Phase 2: Starting in January 2013, and with further funding from Glasgow City Council Development and Regeneration Services, Professor Maantay and colleagues in Glasgow and New York are developing the project by carrying out detailed analysis in five areas (with the poorest environments and health outcomes). The project will identify and design, with the appropriate agencies and communities of interest, interventions and projects to address and combat the issues arising.

The work contributes significantly to evidence-based policy and strategy development and has the potential to impact on local, regional and national policy and strategy. We anticipate practical, physical, environmental impact on the ground in terms of service delivery (planning, regeneration, housing, greenspace provision, social services, health services, education and the linkages between these areas).

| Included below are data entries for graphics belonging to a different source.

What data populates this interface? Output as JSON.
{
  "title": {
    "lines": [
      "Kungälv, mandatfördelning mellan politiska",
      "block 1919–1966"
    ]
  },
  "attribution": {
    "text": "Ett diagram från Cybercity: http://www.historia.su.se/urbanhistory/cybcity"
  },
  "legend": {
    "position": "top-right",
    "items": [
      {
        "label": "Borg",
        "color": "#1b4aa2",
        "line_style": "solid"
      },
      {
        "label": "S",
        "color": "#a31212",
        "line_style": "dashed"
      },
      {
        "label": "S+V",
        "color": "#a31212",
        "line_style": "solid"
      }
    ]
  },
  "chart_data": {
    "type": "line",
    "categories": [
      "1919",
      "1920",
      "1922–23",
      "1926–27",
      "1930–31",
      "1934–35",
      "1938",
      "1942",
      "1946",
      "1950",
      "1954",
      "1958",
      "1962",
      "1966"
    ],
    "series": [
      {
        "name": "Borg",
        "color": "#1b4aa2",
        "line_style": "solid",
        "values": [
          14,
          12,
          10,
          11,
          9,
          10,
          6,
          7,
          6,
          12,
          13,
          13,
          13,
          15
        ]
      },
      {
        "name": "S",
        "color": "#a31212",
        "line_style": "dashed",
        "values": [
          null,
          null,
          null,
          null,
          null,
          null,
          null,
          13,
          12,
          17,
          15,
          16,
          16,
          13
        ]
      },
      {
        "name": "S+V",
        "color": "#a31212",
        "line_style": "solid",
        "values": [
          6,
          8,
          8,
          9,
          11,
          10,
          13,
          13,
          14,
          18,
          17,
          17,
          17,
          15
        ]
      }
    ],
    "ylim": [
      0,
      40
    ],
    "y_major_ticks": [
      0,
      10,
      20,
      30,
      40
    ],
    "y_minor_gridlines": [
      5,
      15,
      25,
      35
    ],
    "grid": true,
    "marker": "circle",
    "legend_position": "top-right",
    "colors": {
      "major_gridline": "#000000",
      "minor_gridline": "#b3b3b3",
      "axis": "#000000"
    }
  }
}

Maantay's academic career has developed over the past 13 years. Prior to that she worked for the New York Planning Department and so has considerable experience of practice and understanding of the relationships that can and should develop between academic research, applied research and practice. Juliana has extensive experience of advocacy and of working with communities.

For further detail, download the pdf on our homepage - 'Linking the Environment and Health…' and the pdf 'The Collapse of Place' (new at January 2013).

Fulbright Year Three

Fulbright Visiting Professor Talia McCray is with us from January to August 2013. Talia is currently Professor of Community and Regional Planning within the School of Architecture at the University of Texas, Austin. A transportation specialist with a PhD in Urban Planning,  a BSc in Maths and Engineering and an MSc in Engineering), McCray is the recipient of the Rosa Parks Diversity Leadership Award 2011 (given to those making a significant contribution to transportation research and policy) and is winner of the Best 2010 Conference Paper Award given by the US Urban Affairs Association for "Linking Perceptions to Activity Patterns of Low-income Teenagers",Journal of Urban Affairs, 2011.

In Glasgow, Talia hopes to focus on developing new methodologies (qualitative and quantitative) for eliciting perceptual data from low-income populations, notably youth, including personal security, image, culture, and class differences. Talia's work is about designing sustainable transportation solutions that improve access to activities, while minimizing motorized travel.